Prior to VPN technology, the only way to provide private remote network connections was through actual private lines, which were (and still are) very expensive. For example, to set up a remote office you could lease a private T1 line from the phone company to connect the two offices. This private T1 line provided excellent security because it physically connected the two offices and could be accessed only from the two endpoints.
VPN provides the same point-to-point connection as a private leased line, but does it over the Internet instead of through expensive dedicated lines. To create the tunnel that guarantees privacy of the data as it travels from one end of the VPN to the other, the data is encrypted using special security protocols.
The most important of the VPN security protocols is called IPSec, which stands for Internet Protocol Security. IPSec is a collection of standards for encrypting and authenticating packets that travel on the Internet.
In other words, it provides a way to encrypt the contents of a data packet so that only a person who knows the secret encryption keys can decode the data. And it provides a way to reliably identify the source of a packet so that the parties at either end of the VPN tunnel can trust that the packets are authentic.
The IPSec protocol operates at layer 3 of the OSI model, also called the Network layer. What that means is that the IPSec protocol has no idea about what kind of data is being carried by the packets it encrypts and authenticates. The IPSec protocol concerns itself only with the details of encrypting the contents of the packets (sometimes called the payload) and ensuring the identity of the sender.
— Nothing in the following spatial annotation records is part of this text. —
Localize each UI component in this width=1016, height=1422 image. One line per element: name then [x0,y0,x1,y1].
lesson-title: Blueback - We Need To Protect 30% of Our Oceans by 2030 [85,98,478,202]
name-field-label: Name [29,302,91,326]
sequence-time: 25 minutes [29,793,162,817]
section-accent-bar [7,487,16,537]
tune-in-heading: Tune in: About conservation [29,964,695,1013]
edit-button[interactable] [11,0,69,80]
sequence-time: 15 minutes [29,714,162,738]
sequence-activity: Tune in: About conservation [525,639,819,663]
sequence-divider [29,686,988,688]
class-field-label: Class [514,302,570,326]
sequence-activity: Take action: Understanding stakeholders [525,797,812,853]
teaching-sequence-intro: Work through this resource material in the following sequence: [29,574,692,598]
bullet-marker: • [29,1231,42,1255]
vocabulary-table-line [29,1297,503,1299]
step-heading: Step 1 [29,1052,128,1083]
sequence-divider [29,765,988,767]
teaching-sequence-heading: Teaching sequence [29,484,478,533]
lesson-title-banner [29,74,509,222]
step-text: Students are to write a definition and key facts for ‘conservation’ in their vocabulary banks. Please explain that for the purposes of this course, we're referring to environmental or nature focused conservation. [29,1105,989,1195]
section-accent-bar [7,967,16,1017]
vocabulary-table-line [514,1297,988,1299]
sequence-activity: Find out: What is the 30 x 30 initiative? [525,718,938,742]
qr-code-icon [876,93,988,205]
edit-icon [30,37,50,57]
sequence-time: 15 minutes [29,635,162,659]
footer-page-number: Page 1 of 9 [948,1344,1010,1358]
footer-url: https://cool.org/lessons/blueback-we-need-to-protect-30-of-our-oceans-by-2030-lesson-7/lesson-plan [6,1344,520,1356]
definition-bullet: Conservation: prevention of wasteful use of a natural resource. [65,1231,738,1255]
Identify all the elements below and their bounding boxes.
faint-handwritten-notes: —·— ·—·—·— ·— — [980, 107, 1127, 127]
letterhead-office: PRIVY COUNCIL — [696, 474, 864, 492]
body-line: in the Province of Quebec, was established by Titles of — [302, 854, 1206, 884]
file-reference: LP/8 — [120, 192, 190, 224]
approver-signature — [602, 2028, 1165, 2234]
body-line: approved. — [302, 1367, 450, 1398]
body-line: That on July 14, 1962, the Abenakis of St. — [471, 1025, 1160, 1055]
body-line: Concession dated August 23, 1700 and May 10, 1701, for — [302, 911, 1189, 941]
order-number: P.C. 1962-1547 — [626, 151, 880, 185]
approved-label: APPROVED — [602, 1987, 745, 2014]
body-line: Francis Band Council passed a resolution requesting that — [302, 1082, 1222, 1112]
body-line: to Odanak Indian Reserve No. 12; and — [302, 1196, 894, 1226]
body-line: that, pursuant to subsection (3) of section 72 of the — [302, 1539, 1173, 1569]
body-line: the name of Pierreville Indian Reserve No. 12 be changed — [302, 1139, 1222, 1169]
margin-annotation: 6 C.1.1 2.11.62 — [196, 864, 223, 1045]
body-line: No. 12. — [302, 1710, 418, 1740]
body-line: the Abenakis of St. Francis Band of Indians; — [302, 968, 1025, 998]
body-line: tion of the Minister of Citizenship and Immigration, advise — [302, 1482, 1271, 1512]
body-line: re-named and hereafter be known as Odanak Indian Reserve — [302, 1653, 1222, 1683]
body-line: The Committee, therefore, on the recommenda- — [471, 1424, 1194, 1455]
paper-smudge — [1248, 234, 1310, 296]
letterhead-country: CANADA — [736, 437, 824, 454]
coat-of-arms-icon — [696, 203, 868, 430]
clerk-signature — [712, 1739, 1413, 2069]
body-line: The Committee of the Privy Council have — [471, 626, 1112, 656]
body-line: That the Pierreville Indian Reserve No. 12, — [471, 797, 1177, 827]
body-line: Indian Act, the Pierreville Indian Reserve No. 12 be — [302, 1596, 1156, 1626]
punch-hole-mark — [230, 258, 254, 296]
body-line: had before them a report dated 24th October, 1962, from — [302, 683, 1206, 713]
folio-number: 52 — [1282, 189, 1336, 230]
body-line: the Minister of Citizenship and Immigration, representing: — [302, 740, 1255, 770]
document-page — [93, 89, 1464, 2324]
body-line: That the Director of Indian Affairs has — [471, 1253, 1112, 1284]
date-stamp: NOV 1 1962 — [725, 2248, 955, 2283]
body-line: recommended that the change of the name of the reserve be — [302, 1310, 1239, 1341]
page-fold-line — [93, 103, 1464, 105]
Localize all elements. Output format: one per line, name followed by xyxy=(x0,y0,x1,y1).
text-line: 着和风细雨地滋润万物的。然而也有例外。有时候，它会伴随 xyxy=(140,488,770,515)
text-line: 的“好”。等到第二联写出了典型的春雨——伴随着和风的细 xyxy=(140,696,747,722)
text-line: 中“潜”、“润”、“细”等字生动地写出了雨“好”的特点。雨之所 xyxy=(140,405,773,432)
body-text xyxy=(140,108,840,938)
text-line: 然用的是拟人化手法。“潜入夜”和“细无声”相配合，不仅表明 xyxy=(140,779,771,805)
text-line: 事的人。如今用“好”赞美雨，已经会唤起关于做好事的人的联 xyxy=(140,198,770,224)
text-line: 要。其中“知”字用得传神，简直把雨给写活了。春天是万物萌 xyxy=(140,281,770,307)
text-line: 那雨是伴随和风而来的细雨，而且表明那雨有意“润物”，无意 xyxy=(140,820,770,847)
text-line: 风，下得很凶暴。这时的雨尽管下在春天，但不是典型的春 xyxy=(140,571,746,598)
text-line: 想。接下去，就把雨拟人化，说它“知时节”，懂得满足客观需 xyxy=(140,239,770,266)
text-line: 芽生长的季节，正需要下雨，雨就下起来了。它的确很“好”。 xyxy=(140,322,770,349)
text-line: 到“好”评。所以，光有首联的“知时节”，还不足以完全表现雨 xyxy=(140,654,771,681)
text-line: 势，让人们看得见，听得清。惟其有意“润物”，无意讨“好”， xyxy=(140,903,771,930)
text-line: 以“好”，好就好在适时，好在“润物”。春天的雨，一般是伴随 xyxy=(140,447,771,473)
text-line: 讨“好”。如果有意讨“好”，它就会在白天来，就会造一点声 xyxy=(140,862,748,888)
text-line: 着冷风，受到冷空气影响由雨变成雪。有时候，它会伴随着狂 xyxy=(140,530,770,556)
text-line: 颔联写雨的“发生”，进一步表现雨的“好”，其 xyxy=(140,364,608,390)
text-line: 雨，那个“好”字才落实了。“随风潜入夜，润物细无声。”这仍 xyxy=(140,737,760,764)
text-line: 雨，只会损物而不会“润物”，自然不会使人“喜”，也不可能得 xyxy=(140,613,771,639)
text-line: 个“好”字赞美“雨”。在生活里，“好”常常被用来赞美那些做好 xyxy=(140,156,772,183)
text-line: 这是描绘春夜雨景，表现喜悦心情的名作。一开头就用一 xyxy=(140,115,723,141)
Another commonly used VPN protocol is L2TP. L2TP stands for Layer 2 Tunneling Protocol. This protocol does not provide data encryption. Instead, it is designed to create end-to-end connections called tunnels through which data can travel. L2TP is actually a combination of two older protocols, one (called Layer 2 Forwarding Protocol, or L2FP) developed by Cisco, and the other (called Point-to-Point Tunneling Protocol, or PPTP) developed by Microsoft.
Many VPNs today use a combination of L2TP and IPSec, called L2TP Over IPSec. This type of VPN combines the best features of L2TP and IPSec to provide a high degree of security and reliability.